The deal, worth about US$200 million, saw Apollo acquire Dunlop’s operations in South Africa, the United Kingdom and Zimbabwe. Dunlop South Africa has manufacturing units in Durban and Ladysmith while Dunlop Zimbabwe has plants in Bulawayo and Harare.
Onkar Kanwar, chairman and managing director of Apollo Tyres, said the acquisition of Dunlop marked the company’s global expansion which would see the widening of its customer base and an increase in exports.
“This is our springboard into the global arena,” he said in a press release. “We will use the Dunlop distribution channels for our exports and to take the Apollo brand into Africa, even as we bring in brands made by Dunlop for our Indian customers.”

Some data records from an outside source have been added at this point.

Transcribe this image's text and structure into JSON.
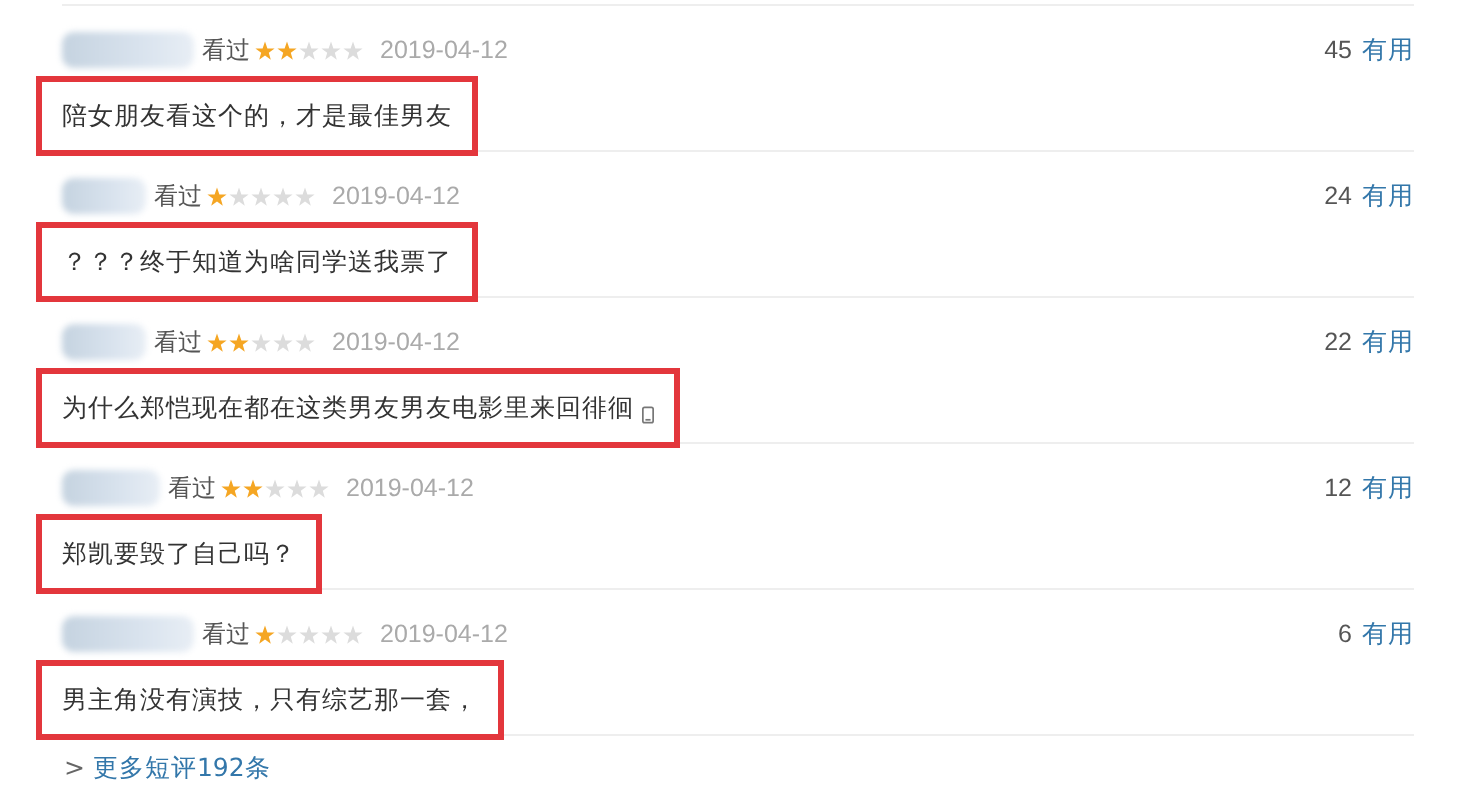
{
  "comments": [
    {
      "watched": "看过",
      "stars": 2,
      "date": "2019-04-12",
      "votes": "45",
      "useful": "有用",
      "text": "陪女朋友看这个的，才是最佳男友",
      "highlighted": true
    },
    {
      "watched": "看过",
      "stars": 1,
      "date": "2019-04-12",
      "votes": "24",
      "useful": "有用",
      "text": "？？？终于知道为啥同学送我票了",
      "highlighted": true
    },
    {
      "watched": "看过",
      "stars": 2,
      "date": "2019-04-12",
      "votes": "22",
      "useful": "有用",
      "text": "为什么郑恺现在都在这类男友男友电影里来回徘徊",
      "highlighted": true,
      "mobile": true
    },
    {
      "watched": "看过",
      "stars": 2,
      "date": "2019-04-12",
      "votes": "12",
      "useful": "有用",
      "text": "郑凯要毁了自己吗？",
      "highlighted": true
    },
    {
      "watched": "看过",
      "stars": 1,
      "date": "2019-04-12",
      "votes": "6",
      "useful": "有用",
      "text": "男主角没有演技，只有综艺那一套，",
      "highlighted": true
    }
  ],
  "more": {
    "arrow": ">",
    "link": "更多短评192条"
  }
}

Apollo has 4 500 dealerships in India while Dunlop has over 230.
The acquisition will also give Apollo a shareholding in National Tyre Services, a major tyre distributor and re-treading company in Zimbabwe.
While confirming the conclusion of the deal, Dunlop Zimbabwe chairman, Boyman Mancama whose board met in Bulawayo on Tuesday, said it was not likely to change the company’s operations because the local tyre manufacturer’s problems were internal.
He said the company was being hampered by a shortage of foreign currency to buy raw materials and until there was a change in the availability of foreign currency it would continue to operate below capacity.
Dunlop is currently operating for two, three or five days a week, depending on the availability of raw materials.